Endometrial cancer is the most common gynaecological cancer in New Zealand and the incidence is increasing as the population ages. Genetic predictors of endometrial cancer risk that allow early detection of the disease are important for prevention and improved management strategies. Mutations in the mismatch repair (MMR) genes MLH1, MSH2, MSH6, PMS1 and PMS2 are known to confer increased risk in a proportion of endometrial cancer cases, and the mutation spectrum includes copy number variants (CNVs). There are several other genes encoding proteins that act in the MMR pathways, but to date the evidence for their involvement in endometrial cancer predisposition is limited. This study aims to 1) To identify genes in the MMR pathway that are overlapped by CNVs in endometrial cancer cases, 2) To compare the CNV frequency of common and rare CNVs between endometrial cancer cases and controls, 3) To identify regions in the genome that are associated with endometrial cancer risk, and 4) To identify biological pathways that are enriched for genes overlapped by CNVs in cases and controls. Genome-wide scanning of CNVs was performed using Illumina610k single nucleotide polymorphism data from a large cohort of ~1300 endometrioid endometrial cancer cases and ~600 population-based female controls. Up to four CNV calling algorithms (CNVPartition, QuantiSNP, PennCNV and GNOSIS) were used to identify CNVs, and where possible, novel CNVs were validated by quantitative PCR.

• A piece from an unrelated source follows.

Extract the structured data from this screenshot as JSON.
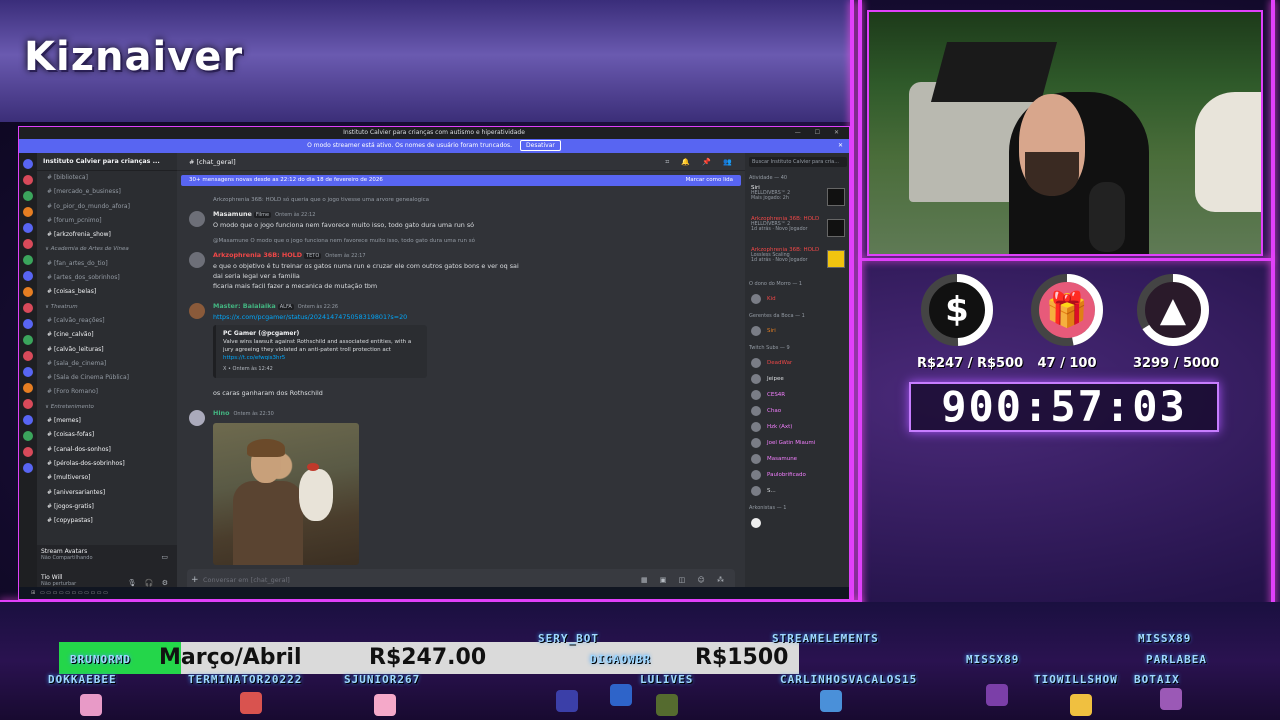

This study has identified and confirmed deletions that disrupted known endometrial cancer susceptibility genes, MSH2 and MSH6. We also identified novel variants in several other mismatch repair pathway genes, including duplications overlapping TGFBR3 and MUTYH, and a deletion in RPA3, that are predicted to disrupt the coding sequence of TGFBR3 and RPA3. These results suggest that other genes within MMR pathway may be disrupted by mutations in a proportion of endometrial cancer cases and warrant further investigation. Three approaches were carried out to assess CNV load in cases and controls that defined CNV regions based on overlap with CNVs in the Database of Genomic Variants, overlap with discrete CNV clusters, and overlap with known coding genes. Results suggested that although there was no difference in the number of total CNVs between cases and controls, rare CNVs were shown to be more frequent in cases. For example, cases were found to have twice as many rare deletions as controls (p-value=2.2x10-16). Pathways analysis of genes overlapping these rare CNVs did not identify major gene networks in the endometrial cancer cases that were distinct from those found in the controls. However, some genes affected in the cases were found to form a network with genes, such as VEGF and FSH, which are known to play an important role in endometrial cancer development. Results from a genome-wide association study, identified several genes, including NF-κB, FSH and TK1 that were differentially affected by CNVs in cases and controls, but the relationship between these genes and endometrial cancer is unclear. Future studies will focus on confirming CNV load, genome wide association and pathway results in a larger cohort with age matched controls and characterising the contribution of individual variants with lymphablastoid cell line transcriptome analysis.

In conclusion, this study has identified areas for further investigation that have the potential to provide new insights into roles of CNVs in endometrial cancer susceptibility. These include three genes, RPA3, TGFBR3, and MUTYH, that have not previously been associated with endometrial cancer, and genomic features such as CpG islands, G4 quadruplexes and miRNAs that may have contributed to the development of endometrial cancer in this cohort. This thesis also highlights a number of limitations associated with studies of this kind, such as cohort size and cohort design, which must be overcome in order to successfully elucidate genetic contributors to this disease.